Sin embargo me he animado a decir que los pectorales no los veo hoy en día como
una joya, no me parece los usen incrustados con piedras preciosas y más que ser
plateados o dorados no sugieren riqueza. En todo caso propuse pueden hacerlos
de madera o de hojalata si les preocupa que se vean pobres. Y por ahí más que
en los pectorales debieran pensar en los automóviles o en los viajes al
exterior. En fin, no me parece prudente poner la Cruz pectoral dentro del
bolsillo frente a nadie siendo obispo pues no me parece que ningún laico deba
hacerlo tampoco. Y pasados los años veo que vamos derivando en frases como “no
buscamos convertirlos” o “evangelizar no es proselitismo” y otras expresiones
que ofrecemos ambiguamente. Pues por un lado quieren ofrecer respeto a todos
los hombres y al derecho a su libertad religiosa –como se la conciba-; mas por
otro lado incluyen una cierta confesión pública de nuestra renuncia a proclamar
el único Evangelio de la Salvación a todos para que todos -si es posible- se hagan cristianos. ¿Es respeto o es una fe vergonzante? No veo que otros
credos tengan este escrúpulo o sean presa de este pudor. Como sea el
enfriamiento del fervor misionero y del celo apostólico entre los católicos
surge evidente e incontrastable en muchas regiones del planeta con honrosas y
esperanzadoras excepciones. Excepciones generalmente vinculadas a contextos de
persecución o de Iglesias jóvenes porque las comunidades con mayor historia las
vemos inclinadas a la tentación de una mundanización que las disuelve.
c. ¿Cuándo
hemos dejado de creer en la Revelación? Aquí ya me da pena seguir avanzando.
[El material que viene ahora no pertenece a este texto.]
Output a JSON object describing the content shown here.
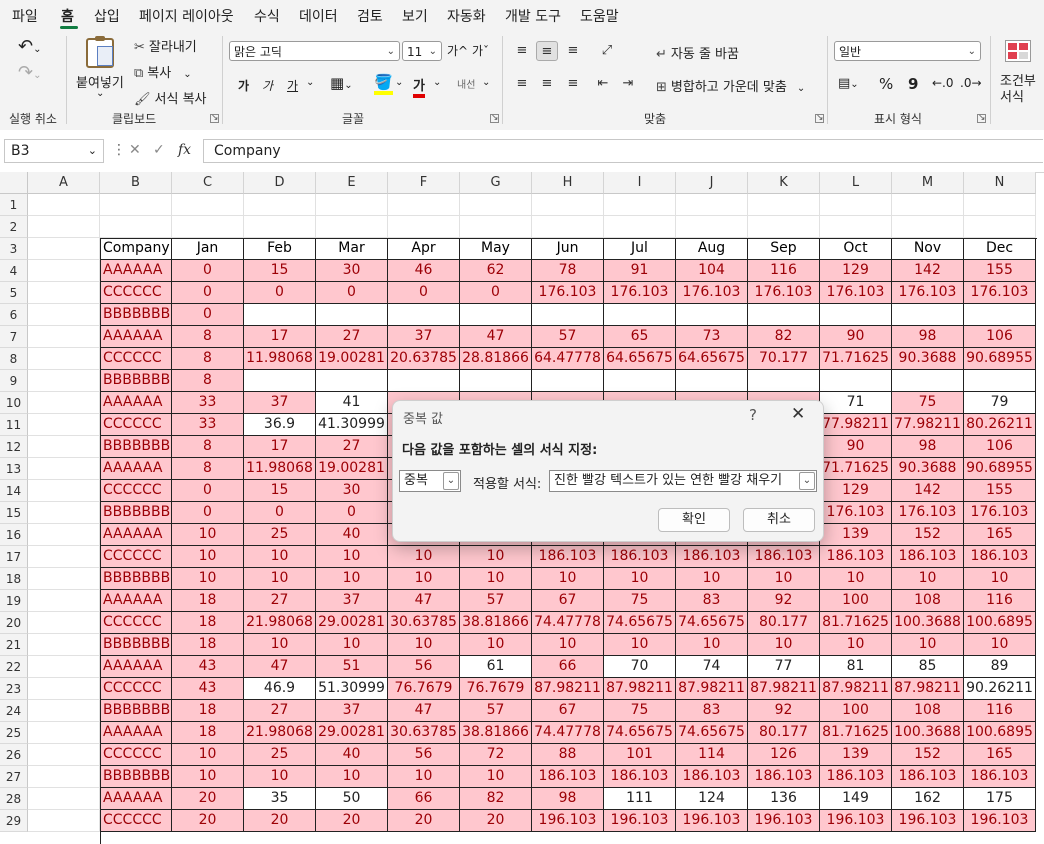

Bajo incontables artilugios y sofismas, por académicos y exegéticos que simulen
ser, asistimos a un intento de reescribir la Palabra de Dios a nuestro modo y
según el espíritu de nuestra época. La torcemos, la forzamos, la mutilamos o
censuramos. Sin duda éste es el gran pecado eclesial de nuestros días, esta
manipulación de la Sagrada Escritura, este olvido de la Tradición, esta
creciente infidelidad al Depositum Fidei. Claro, nunca tal empresa abiertamente
explicitada sino camuflada, sutil, engañosa.
Quisiera
San Pablo que caminases hoy entre nosotros. Seguramente nos encararías con
franqueza paternal y apostólica interrogándonos a todos: ¿Te avergüenzas del
Evangelio de Jesucristo? ¿Has cambiado el Evangelio que te hemos anunciado los
Apóstoles por falsos evangelios de vana locuacidad humana? ¿Sigues creyendo que
el Evangelio de Dios es fuerza de Salvación para quienes crean? “Por mi parte -nos
dirías-, yo no me avergüenzo del único Evangelio de Cristo, el Señor.”